Babylon 5 has also been a repeat offender by continuosly placing scenes in previews that weren't even in the episode they were promoting. Most first season and many second season episode previews are filled with scenes excised from other episodes. This means fans would often see a preview for next week's episode that contained footage from last week's episode.

Warner Brothers also gave away the ending of Babylon 5 by actually giving the footage of the station exploding to news outlets to air, thus making sure the station's final scenes, which fans had been anxiously looking forward to for five years, was aired months prior to the episode itself.

TNT continued the tradition by placing scenes of Babylon 5 in previews of Crusade, and in one commercial actually referred to the Excaliber as the Victory, which was the name of its sister ship destroyed in the pilot movie "A Call to Arms".

Star Trek 3



Star Trek 7

Knowing they couldn't top Spock's death with another death because the movie was based on bringing him back, the Producers of Star Trek 3 decided to blow up the Enterprise to shock the fans instead. But the shock was for the Producers when they saw the previews start airing and it opened with the destruction of the Enterprise.
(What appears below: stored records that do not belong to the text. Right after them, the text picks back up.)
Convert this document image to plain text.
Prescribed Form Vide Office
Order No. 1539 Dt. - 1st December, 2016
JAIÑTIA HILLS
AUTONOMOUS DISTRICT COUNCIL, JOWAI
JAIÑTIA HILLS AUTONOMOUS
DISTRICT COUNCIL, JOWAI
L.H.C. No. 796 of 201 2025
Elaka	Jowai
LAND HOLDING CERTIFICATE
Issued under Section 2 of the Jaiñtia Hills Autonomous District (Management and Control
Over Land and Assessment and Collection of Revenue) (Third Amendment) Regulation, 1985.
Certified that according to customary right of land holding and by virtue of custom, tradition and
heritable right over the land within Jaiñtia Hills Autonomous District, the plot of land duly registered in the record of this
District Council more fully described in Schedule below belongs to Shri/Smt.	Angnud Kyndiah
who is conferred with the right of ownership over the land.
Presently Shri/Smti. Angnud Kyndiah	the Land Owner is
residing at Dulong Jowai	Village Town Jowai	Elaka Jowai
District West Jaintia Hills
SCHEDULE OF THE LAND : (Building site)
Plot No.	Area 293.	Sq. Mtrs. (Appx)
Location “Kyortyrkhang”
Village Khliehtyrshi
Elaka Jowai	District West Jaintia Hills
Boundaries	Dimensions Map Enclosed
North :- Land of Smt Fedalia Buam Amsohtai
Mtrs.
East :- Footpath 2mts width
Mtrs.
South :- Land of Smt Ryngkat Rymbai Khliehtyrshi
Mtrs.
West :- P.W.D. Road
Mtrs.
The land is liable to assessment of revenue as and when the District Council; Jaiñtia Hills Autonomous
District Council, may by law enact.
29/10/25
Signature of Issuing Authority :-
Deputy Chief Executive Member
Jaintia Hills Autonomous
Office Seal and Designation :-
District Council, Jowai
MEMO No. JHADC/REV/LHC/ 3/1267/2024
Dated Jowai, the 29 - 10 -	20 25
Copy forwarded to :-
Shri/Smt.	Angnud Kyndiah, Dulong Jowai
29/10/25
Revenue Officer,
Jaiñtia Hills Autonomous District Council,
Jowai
Star Trek: Generations continued the tradition of giving it away when we got to see the destruction of Enterprise D. Not only did we get to see the Stardrive Section explode in the previews, we got to see the Saucer Section crash also.

Regis Philbin On the December 19th, 2000 episode of Who wants to be a Millionaire, while a contestant was still answering questions, the show cut to commercials, including airing a preview for Millionaire, which actually showed the current contestant lose. So when the commercials were over and the show resumed, viewers already knew she was going to miss the question.

Chase Masterson There is a story that scenes for a Deep Space 9 episode was filmed that inadvertently revealed the breasts of Chase Masterson. Since these scenes would have obviously been cut from the episode itself, the story goes the rough footage of the episode was given to the preview people who didn't catch it, and apparently the original broadcast of this preview shows her breasts for a couple of seconds. The Jury's still out on whether this is true or not, but it wouldn't surprise me.

Spider-man After the terrorist destruction of the World Trade Center on September 11, 2001, the next day Sony removed from theatres and the internet a movie preview for the live-action movie Spider-man because of a scene in which a helicopter carrying fleeing robbers gets caught in a giant spider web between the twin towers of the World Trade Center. Sony spokeswoman Susan Tick tried to justify that the movie was not affected by it because the scene was only in the movie trailer, not the film itself.